Tips on building your support team:

  • Gather your A-team: Make a list of all the people in your life who can help support you, either emotionally or practically (such as driving you to treatments). Identify the specific kinds of support they can give you. Think about family, friends, neighbors, members of a church or community organization you belong to, workmates, acquaintances you made in a class. Think outside the box to other connections you have to people who would “get” what you’re going through. Maybe there are friends and relatives whom you don’t usually have contact with, but who would like to come back into your life to help you. This is your A-team. Remember, your A-team doesn’t have to be large. 
  • Consider joining a support group: If you don’t have a strong support system with family and friends, consider joining a support group that has members who are going through similar experiences/challenges as you, such as a cancer-specific support group, a “young adults with cancer” group, a metastatic cancer group, and so on. Healing Circles is an especially well-received support group network, currently offering online circles during the pandemic. Many other organizations are offering online support groups, also. For instance, Smith Center for Healing and the Arts, a Healing Circles community, has moved their support groups online, as well as many of their live, interactive programs in movement, arts and creativity, cooking, stress management and living well with cancer.
  • Consider volunteering and other group activities: Consider joining a group like a book club or other discussion group, or taking a class or volunteering. Being part of a support group means you have opportunities to give as well as receive support, which is why we call this practice “sharing love and support.” Many libraries currently offer online group engagement, as do other groups. During the pandemic social isolation, phone and online conversations with those confined close to home is more important than ever. Your local senior services organizations may appreciate volunteers to check in with homebound elders and others. Significant sources of social support reported by children and adolescents with cancer include relationships with immediate family members, fitness classes, age-appropriate support groups, online networks, survivor day picnics, family retreats and facilitation of storytelling.

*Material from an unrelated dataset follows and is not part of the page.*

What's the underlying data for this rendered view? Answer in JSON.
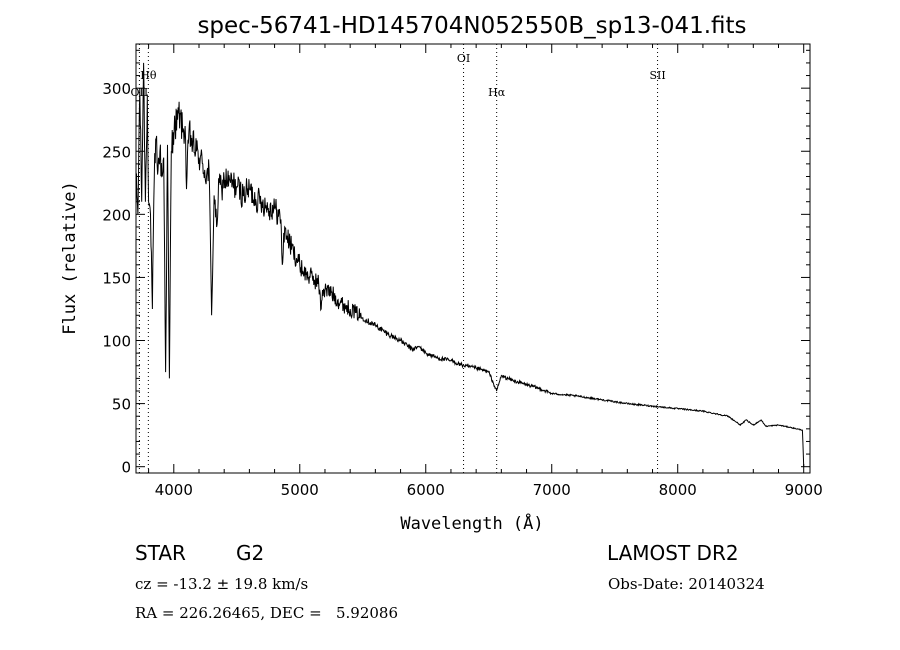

  • Meet with a professional: Consider meeting with a professional who can provide emotional and practical support, such as an oncology social worker, a cancer navigator or a counselor who works with people with cancer. Many counselors provide remote counseling sessions.

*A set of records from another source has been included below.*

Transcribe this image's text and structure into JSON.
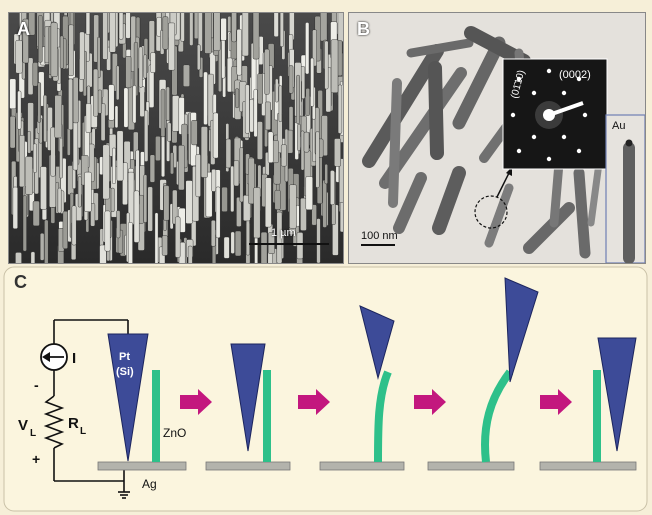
{
  "panels": {
    "a": {
      "letter": "A",
      "scalebar_label": "1 µm"
    },
    "b": {
      "letter": "B",
      "scalebar_label": "100 nm",
      "diffraction_label_1": "(0002)",
      "diffraction_label_2": "(01̄10)",
      "inset_label": "Au"
    },
    "c": {
      "letter": "C",
      "circuit": {
        "current_label": "I",
        "voltage_label": "V",
        "voltage_sub": "L",
        "resistor_label": "R",
        "resistor_sub": "L",
        "minus_label": "-",
        "plus_label": "+"
      },
      "tip_label_1": "Pt",
      "tip_label_2": "(Si)",
      "nanowire_label": "ZnO",
      "substrate_label": "Ag"
    }
  },
  "colors": {
    "background": "#f6efd8",
    "tip": "#3d4b98",
    "nanowire": "#2ec08a",
    "arrow": "#c3177e",
    "substrate": "#b3b3ac"
  }
}
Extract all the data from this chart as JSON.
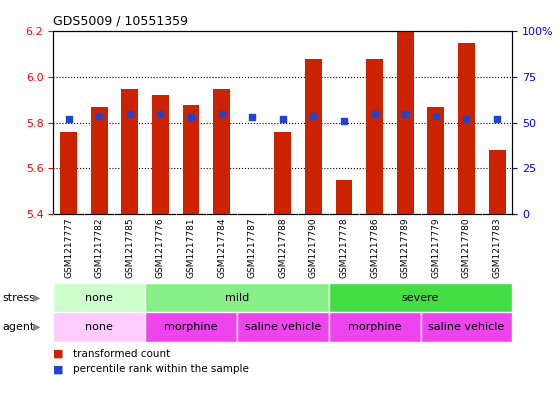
{
  "title": "GDS5009 / 10551359",
  "samples": [
    "GSM1217777",
    "GSM1217782",
    "GSM1217785",
    "GSM1217776",
    "GSM1217781",
    "GSM1217784",
    "GSM1217787",
    "GSM1217788",
    "GSM1217790",
    "GSM1217778",
    "GSM1217786",
    "GSM1217789",
    "GSM1217779",
    "GSM1217780",
    "GSM1217783"
  ],
  "transformed_count": [
    5.76,
    5.87,
    5.95,
    5.92,
    5.88,
    5.95,
    5.4,
    5.76,
    6.08,
    5.55,
    6.08,
    6.2,
    5.87,
    6.15,
    5.68
  ],
  "percentile_rank": [
    52,
    54,
    55,
    55,
    53,
    55,
    53,
    52,
    54,
    51,
    55,
    55,
    54,
    52,
    52
  ],
  "ylim_left": [
    5.4,
    6.2
  ],
  "ylim_right": [
    0,
    100
  ],
  "yticks_left": [
    5.4,
    5.6,
    5.8,
    6.0,
    6.2
  ],
  "yticks_right": [
    0,
    25,
    50,
    75,
    100
  ],
  "bar_bottom": 5.4,
  "bar_color": "#cc2200",
  "dot_color": "#2244cc",
  "stress_groups": [
    {
      "label": "none",
      "start": 0,
      "end": 3,
      "color": "#ccffcc"
    },
    {
      "label": "mild",
      "start": 3,
      "end": 9,
      "color": "#88ee88"
    },
    {
      "label": "severe",
      "start": 9,
      "end": 15,
      "color": "#44dd44"
    }
  ],
  "agent_groups": [
    {
      "label": "none",
      "start": 0,
      "end": 3,
      "color": "#ffccff"
    },
    {
      "label": "morphine",
      "start": 3,
      "end": 6,
      "color": "#ee44ee"
    },
    {
      "label": "saline vehicle",
      "start": 6,
      "end": 9,
      "color": "#ee44ee"
    },
    {
      "label": "morphine",
      "start": 9,
      "end": 12,
      "color": "#ee44ee"
    },
    {
      "label": "saline vehicle",
      "start": 12,
      "end": 15,
      "color": "#ee44ee"
    }
  ],
  "stress_label": "stress",
  "agent_label": "agent",
  "legend_red_label": "transformed count",
  "legend_blue_label": "percentile rank within the sample"
}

  • Ask someone to organize help for you: When you don’t feel well enough to organize your support, ask someone to enlist help for you. For instance, this person might be in charge of contacting people who would prepare meals for you.
  • Consider a retreat: Look into attending a retreat for people with cancer. Some can be specific to age groups or types of cancer. Many leading cancer retreat programs are looking at ways to offer facets of their retreats online.

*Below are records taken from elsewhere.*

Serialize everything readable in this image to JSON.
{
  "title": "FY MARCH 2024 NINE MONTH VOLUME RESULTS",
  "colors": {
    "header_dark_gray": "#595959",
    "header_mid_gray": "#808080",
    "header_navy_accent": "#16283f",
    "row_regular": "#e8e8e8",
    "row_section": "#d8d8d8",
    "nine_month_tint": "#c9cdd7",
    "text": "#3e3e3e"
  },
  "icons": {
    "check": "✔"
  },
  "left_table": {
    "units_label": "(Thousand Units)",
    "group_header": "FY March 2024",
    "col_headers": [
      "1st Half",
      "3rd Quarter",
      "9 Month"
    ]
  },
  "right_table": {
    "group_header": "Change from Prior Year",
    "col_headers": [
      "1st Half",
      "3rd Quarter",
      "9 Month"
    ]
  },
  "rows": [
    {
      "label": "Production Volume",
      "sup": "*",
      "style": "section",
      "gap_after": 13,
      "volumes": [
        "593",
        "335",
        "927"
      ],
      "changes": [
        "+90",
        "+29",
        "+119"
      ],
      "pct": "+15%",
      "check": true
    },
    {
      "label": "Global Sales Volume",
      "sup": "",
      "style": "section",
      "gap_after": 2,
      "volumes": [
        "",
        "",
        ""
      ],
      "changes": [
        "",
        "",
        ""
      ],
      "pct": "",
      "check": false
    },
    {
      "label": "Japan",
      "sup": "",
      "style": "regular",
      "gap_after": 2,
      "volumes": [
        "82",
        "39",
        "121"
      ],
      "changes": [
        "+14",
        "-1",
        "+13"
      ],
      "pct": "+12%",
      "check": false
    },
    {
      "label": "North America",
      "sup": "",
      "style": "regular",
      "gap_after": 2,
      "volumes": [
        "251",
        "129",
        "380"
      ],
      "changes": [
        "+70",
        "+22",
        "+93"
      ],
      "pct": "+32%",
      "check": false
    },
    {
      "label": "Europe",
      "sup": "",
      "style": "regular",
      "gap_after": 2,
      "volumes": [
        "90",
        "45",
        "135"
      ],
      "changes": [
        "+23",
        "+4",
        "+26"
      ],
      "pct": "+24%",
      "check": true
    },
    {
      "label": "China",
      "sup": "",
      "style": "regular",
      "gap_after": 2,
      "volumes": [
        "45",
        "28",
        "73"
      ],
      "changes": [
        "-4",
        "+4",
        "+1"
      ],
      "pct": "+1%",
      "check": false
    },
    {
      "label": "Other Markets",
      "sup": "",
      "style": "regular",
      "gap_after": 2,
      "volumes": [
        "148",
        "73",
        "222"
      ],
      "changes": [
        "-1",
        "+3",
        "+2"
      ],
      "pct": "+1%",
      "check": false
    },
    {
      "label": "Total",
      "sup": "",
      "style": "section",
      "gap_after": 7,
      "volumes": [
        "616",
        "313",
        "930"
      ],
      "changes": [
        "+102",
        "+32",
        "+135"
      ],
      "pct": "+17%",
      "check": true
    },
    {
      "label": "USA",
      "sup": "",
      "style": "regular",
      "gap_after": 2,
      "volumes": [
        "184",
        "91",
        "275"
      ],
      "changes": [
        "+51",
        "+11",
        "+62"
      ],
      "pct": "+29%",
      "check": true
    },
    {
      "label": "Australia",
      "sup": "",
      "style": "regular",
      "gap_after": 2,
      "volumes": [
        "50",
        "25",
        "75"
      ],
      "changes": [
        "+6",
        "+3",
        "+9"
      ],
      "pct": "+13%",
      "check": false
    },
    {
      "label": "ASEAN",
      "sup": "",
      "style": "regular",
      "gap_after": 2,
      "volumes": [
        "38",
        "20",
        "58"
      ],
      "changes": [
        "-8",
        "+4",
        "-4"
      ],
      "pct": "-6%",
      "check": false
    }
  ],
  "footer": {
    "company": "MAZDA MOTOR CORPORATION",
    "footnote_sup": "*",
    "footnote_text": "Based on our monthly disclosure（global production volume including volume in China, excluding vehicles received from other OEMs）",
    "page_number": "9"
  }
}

  • Find more resources on BCCT’s Sharing Love and Support page.

Love Matters

39-year-old Manuel Garcia spent weeks in the hospital for cancer treatment. He felt all alone in his baldness and cancer, until, as he finally returned home he was surprised by an incredible act of love and support. A New York Times article reports his homecoming, and a song commemorates his story (Manuel Garcia © David Roth ~ www.davidrothmusic.com ~ used by permission, performed by Laura Pole).

Another song, Love Comes from the Most Unexpected Places, reminds us to be open to love that comes in surprising ways. When we are in crisis or suffering, love and compassion are evoked even in people whom we know only casually or see occasionally. Some people feel deep love and connection with their pets or nature. However it comes to you, may there be healing in the circle of love that enfolds you.